Je me redressai, me rattrapai de justesse au mât, et me déplaçai prudemment jusqu'à la poupe. Reprenant la barre, je reprenais aussi mon rôle de navigatrice. Histoire de paraître crédible.

Je saisis la longue-vue et jetai un œil vers le navire, situé à l'Est. Ils étaient loin, avec leur brick, mais ils avançaient assurément plus vite que mon petit voilier. J'espérais que les vents me permettraient de dépasser rapidement leur position. Après tout, ils semblaient dévier légèrement de ma direction, sans doute pour se rendre à Isda, la capitale.

Les mots de Neven me revinrent à l'esprit.

« Couvre-toi dès que tu peux. Plus tu te fais petite, mieux c'est. En tant que femmes, on n'a pas le choix pour être laissées tranquilles. »

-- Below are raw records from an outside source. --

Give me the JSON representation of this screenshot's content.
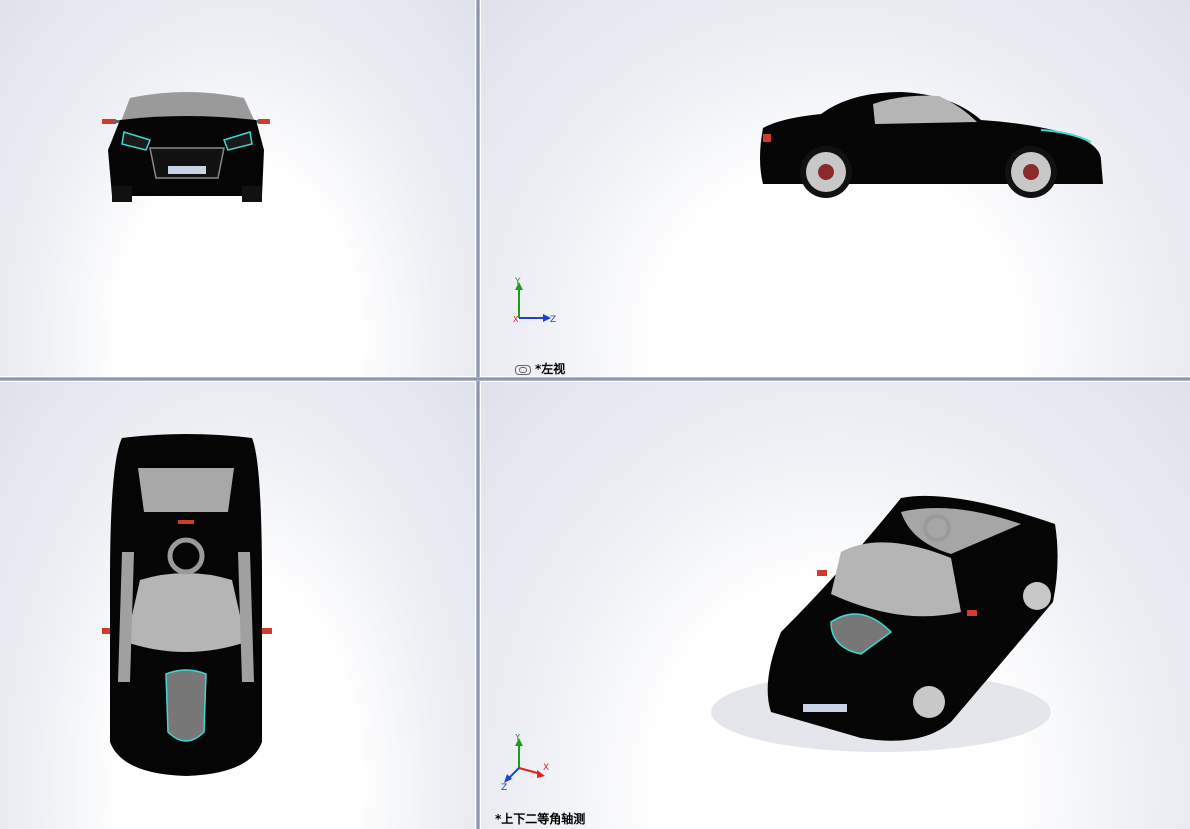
{
  "views": {
    "left": {
      "label": "*左视",
      "axes": {
        "up": "Y",
        "right": "Z",
        "center": "X"
      }
    },
    "isometric": {
      "label": "*上下二等角轴测",
      "axes": {
        "up": "Y",
        "right": "X",
        "left": "Z"
      }
    }
  },
  "colors": {
    "body": "#050505",
    "glass": "#b5b5b5",
    "accent_cyan": "#3fd8d0",
    "mirror_red": "#d23a2a",
    "rim": "#c8c8c8",
    "axis_x": "#e02020",
    "axis_y": "#1f9a1f",
    "axis_z": "#2040d0"
  },
  "icons": [
    "link-icon",
    "coordinate-triad-icon"
  ]
}
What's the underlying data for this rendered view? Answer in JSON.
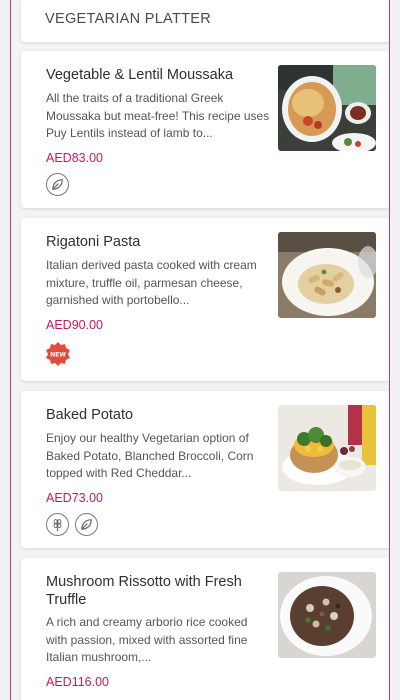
{
  "section": {
    "title": "VEGETARIAN PLATTER"
  },
  "items": [
    {
      "name": "Vegetable & Lentil Moussaka",
      "description": "All the traits of a traditional Greek Moussaka but meat-free! This recipe uses Puy Lentils instead of lamb to...",
      "price": "AED83.00",
      "badges": [
        "vegan-leaf-icon"
      ]
    },
    {
      "name": "Rigatoni Pasta",
      "description": "Italian derived pasta cooked with cream mixture, truffle oil, parmesan cheese, garnished with portobello...",
      "price": "AED90.00",
      "badges": [
        "new-badge"
      ],
      "new_label": "NEW"
    },
    {
      "name": "Baked Potato",
      "description": "Enjoy our healthy Vegetarian option of Baked Potato, Blanched Broccoli, Corn topped with Red Cheddar...",
      "price": "AED73.00",
      "badges": [
        "wheat-icon",
        "vegan-leaf-icon"
      ]
    },
    {
      "name": "Mushroom Rissotto with Fresh Truffle",
      "description": "A rich and creamy arborio rice cooked with passion, mixed with assorted fine Italian mushroom,...",
      "price": "AED116.00",
      "badges": []
    }
  ],
  "colors": {
    "accent": "#c8185f",
    "frame": "#c03a73",
    "new_badge": "#e04e3f"
  }
}
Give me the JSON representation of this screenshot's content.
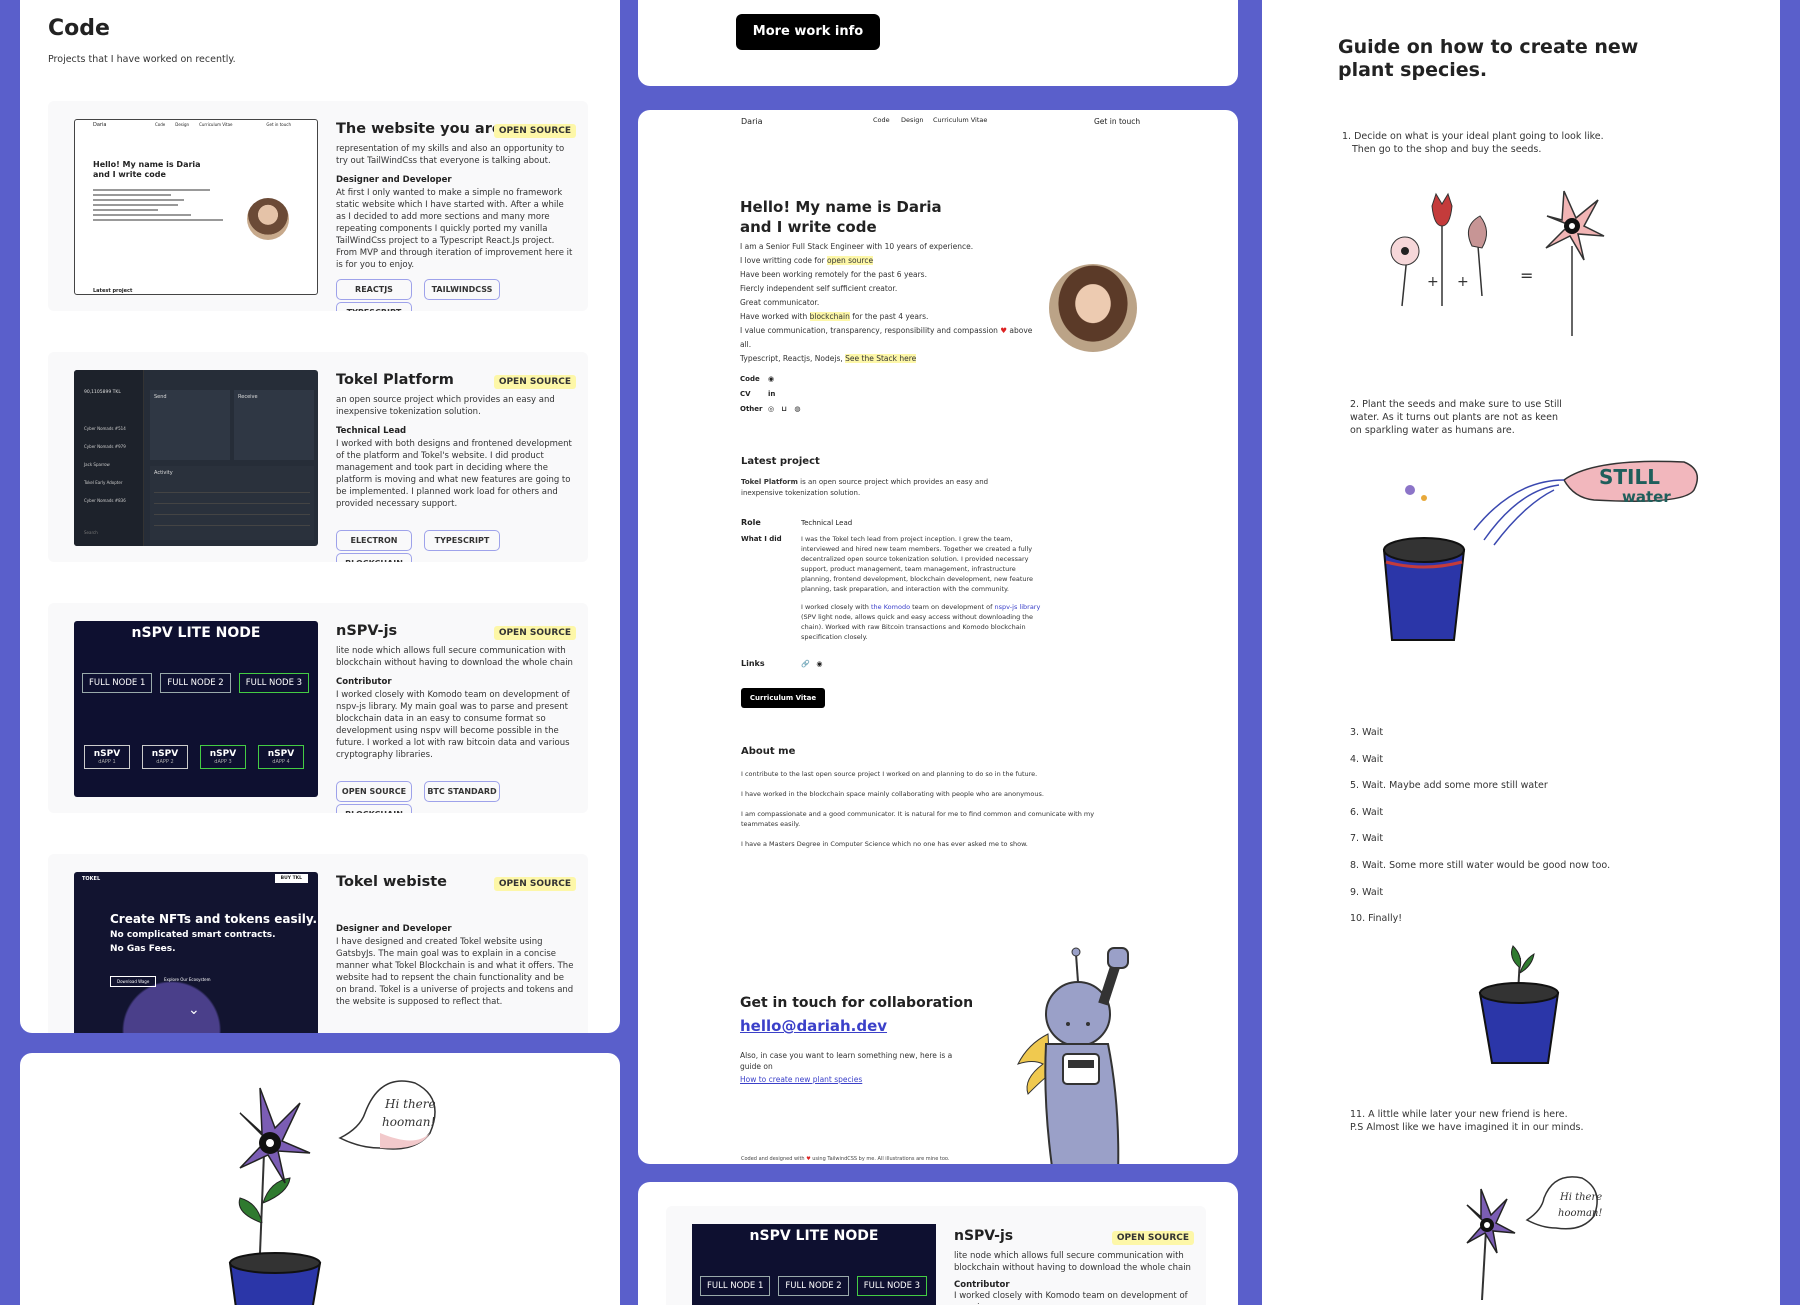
{
  "left_panel": {
    "title": "Code",
    "subtitle": "Projects that I have worked on recently.",
    "projects": [
      {
        "title": "The website you are on",
        "tag": "OPEN SOURCE",
        "description": "representation of my skills and also an opportunity to try out TailWindCss that everyone is talking about.",
        "role": "Designer and Developer",
        "text": "At first I only wanted to make a simple no framework static website which I have started with. After a while as I decided to add more sections and many more repeating components I quickly ported my vanilla TailWindCss project to a Typescript React.Js project. From MVP and through iteration of improvement here it is for you to enjoy.",
        "pills": [
          "REACTJS",
          "TAILWINDCSS",
          "TYPESCRIPT"
        ],
        "thumb": {
          "brand": "Daria",
          "nav": [
            "Code",
            "Design",
            "Curriculum Vitae"
          ],
          "cta": "Get in touch",
          "headline": "Hello! My name is Daria and I write code",
          "latest": "Latest project"
        }
      },
      {
        "title": "Tokel Platform",
        "tag": "OPEN SOURCE",
        "description": "an open source project which provides an easy and inexpensive tokenization solution.",
        "role": "Technical Lead",
        "text": "I worked with both designs and frontened development of the platform and Tokel's website. I did product management and took part in deciding where the platform is moving and what new features are going to be implemented. I planned work load for others and provided necessary support.",
        "pills": [
          "ELECTRON",
          "TYPESCRIPT",
          "BLOCKCHAIN"
        ],
        "thumb": {
          "balance": "90,1105899 TKL",
          "items": [
            "Cyber Nomads #514",
            "Cyber Nomads #979",
            "Jack Sparrow",
            "Tokel Early Adopter",
            "Cyber Nomads #836"
          ],
          "send": "Send",
          "receive": "Receive",
          "activity": "Activity",
          "search": "Search"
        }
      },
      {
        "title": "nSPV-js",
        "tag": "OPEN SOURCE",
        "description": "lite node which allows full secure communication with blockchain without having to download the whole chain",
        "role": "Contributor",
        "text": "I worked closely with Komodo team on development of nspv-js library. My main goal was to parse and present blockchain data in an easy to consume format so development using nspv will become possible in the future. I worked a lot with raw bitcoin data and various cryptography libraries.",
        "pills": [
          "OPEN SOURCE",
          "BTC STANDARD",
          "BLOCKCHAIN"
        ],
        "thumb": {
          "heading": "nSPV LITE NODE",
          "nodes": [
            "FULL NODE 1",
            "FULL NODE 2",
            "FULL NODE 3"
          ],
          "nspv": [
            "nSPV",
            "nSPV",
            "nSPV",
            "nSPV"
          ],
          "dapps": [
            "dAPP 1",
            "dAPP 2",
            "dAPP 3",
            "dAPP 4"
          ]
        }
      },
      {
        "title": "Tokel webiste",
        "tag": "OPEN SOURCE",
        "description": "",
        "role": "Designer and Developer",
        "text": "I have designed and created Tokel website using GatsbyJs. The main goal was to explain in a concise manner what Tokel Blockchain is and what it offers. The website had to repsent the chain functionality and be on brand. Tokel is a universe of projects and tokens and the website is supposed to reflect that.",
        "thumb": {
          "brand": "TOKEL",
          "buy": "BUY TKL",
          "line1": "Create NFTs and tokens easily.",
          "line2": "No complicated smart contracts.",
          "line3": "No Gas Fees.",
          "btn1": "Download Wage",
          "btn2": "Explore Our Ecosystem"
        }
      }
    ]
  },
  "bottom_left": {
    "bubble1": "Hi there",
    "bubble2": "hooman!"
  },
  "middle_top": {
    "button": "More work info"
  },
  "middle_main": {
    "nav": {
      "brand": "Daria",
      "links": [
        "Code",
        "Design",
        "Curriculum Vitae"
      ],
      "cta": "Get in touch"
    },
    "heading": "Hello! My name is Daria and I write code",
    "bio": {
      "l1": "I am a Senior Full Stack Engineer with 10 years of experience.",
      "l2a": "I love writting code for ",
      "l2b": "open source",
      "l3": "Have been working remotely for the past 6 years.",
      "l4": "Fiercly independent self sufficient creator.",
      "l5": "Great communicator.",
      "l6a": "Have worked with ",
      "l6b": "blockchain",
      "l6c": " for the past 4 years.",
      "l7a": "I value communication, transparency, responsibility and compassion ",
      "l7b": " above all."
    },
    "stack": {
      "text": "Typescript, Reactjs, Nodejs, ",
      "link": "See the Stack here"
    },
    "social": {
      "code": "Code",
      "cv": "CV",
      "other": "Other"
    },
    "latest": {
      "title": "Latest project",
      "intro_bold": "Tokel Platform",
      "intro": " is an open source project which provides an easy and inexpensive tokenization solution.",
      "role_label": "Role",
      "role": "Technical Lead",
      "did_label": "What I did",
      "did1": "I was the Tokel tech lead from project inception. I grew the team, interviewed and hired new team members. Together we created a fully decentralized open source tokenization solution. I provided necessary support, product management, team management, infrastructure planning, frontend development, blockchain development, new feature planning, task preparation, and interaction with the community.",
      "did2a": "I worked closely with ",
      "did2b": "the Komodo",
      "did2c": " team on development of ",
      "did2d": "nspv-js library",
      "did2e": " (SPV light node, allows quick and easy access without downloading the chain). Worked with raw Bitcoin transactions and Komodo blockchain specification closely.",
      "links_label": "Links",
      "cv_button": "Curriculum Vitae"
    },
    "about": {
      "title": "About me",
      "p1": "I contribute to the last open source project I worked on and planning to do so in the future.",
      "p2": "I have worked in the blockchain space mainly collaborating with people who are anonymous.",
      "p3": "I am compassionate and a good communicator. It is natural for me to find common and comunicate with my teammates easily.",
      "p4": "I have a Masters Degree in Computer Science which no one has ever asked me to show."
    },
    "contact": {
      "title": "Get in touch for collaboration",
      "email": "hello@dariah.dev",
      "text": "Also, in case you want to learn something new, here is a guide on",
      "link": "How to create new plant species"
    },
    "footer": {
      "a": "Coded and designed with ",
      "b": " using TailwindCSS by me. All illustrations are mine too."
    }
  },
  "middle_bottom": {
    "thumb_heading": "nSPV LITE NODE",
    "nodes": [
      "FULL NODE 1",
      "FULL NODE 2",
      "FULL NODE 3"
    ],
    "title": "nSPV-js",
    "tag": "OPEN SOURCE",
    "description": "lite node which allows full secure communication with blockchain without having to download the whole chain",
    "role": "Contributor",
    "text": "I worked closely with Komodo team on development of nspv-js"
  },
  "right_panel": {
    "title": "Guide on how to create new plant species.",
    "step1a": "1. Decide on what is your ideal plant going to look like.",
    "step1b": "Then go to the shop and buy the seeds.",
    "step2": "2. Plant the seeds and make sure to use Still water. As it turns out plants are not as keen on sparkling water as humans are.",
    "bottle1": "STILL",
    "bottle2": "water",
    "steps": [
      "3. Wait",
      "4. Wait",
      "5. Wait. Maybe add some more still water",
      "6. Wait",
      "7. Wait",
      "8. Wait. Some more still water would be good now too.",
      "9. Wait",
      "10. Finally!"
    ],
    "step11a": "11. A little while later your new friend is here.",
    "step11b": "P.S Almost like we have imagined it in our minds.",
    "bubble1": "Hi there",
    "bubble2": "hooman!"
  },
  "colors": {
    "background": "#5a5fcb",
    "highlight": "#fdf7a8",
    "pill_border": "#9ea2ea",
    "accent": "#3b40c9"
  }
}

Je réajustai la capuche pour couvrir entièrement mon visage. Elle avait terriblement raison. Les gens se permettaient des choses avec une femme qu'ils n'oseraient même pas penser avec un homme. Une femme était considérée comme plus faible, mais aussi plus fragile. Si elle était à protéger, elle était aussi facilement destructible – bien sûr, selon ce que les hommes, et uniquement les hommes, tonnaient. Une femme pouvait devenir une sirène à sa mort, alors, mieux valait l'instruire le moins possible. La plus bête elle était, la plus facile elle serait, le cas échant, à attraper. Une femme devait donc se contenter de s'occuper de ses proches, de sa maison. Après tout, il fallait bien lui trouver une quelconque utilité. Mais bien sûr, rien de trop glorieux. Imaginez que la femme se sente... honorable. Et qu'à sa mort, en sirène, elle veuille se venger de tous ceux qui étaient contre elle ! Imaginez qu'elle garde une rancœur contre les hommes !

J'avais toujours trouvé cette façon de penser ridicule. Plutôt que de nous tirer vers le haut pour réduire les possibilités de nous venger, ils essayaient plutôt de nous dominer. Je ne souhaitais la mort de personne, surtout depuis que je l'avais approchée de si près... mais si des hommes mourraient de la main de sirènes, je savais pertinemment que tous n'étaient pas innocents.

De ce fait, me faire discrète, notamment en mer, un endroit sensible pour une femme, était primordial. S'il le fallait, j'apprendrais à parler avec une grosse voix sans jamais montrer mon visage. Si je devais renier qui j'étais pour pouvoir vivre normalement, je le ferais.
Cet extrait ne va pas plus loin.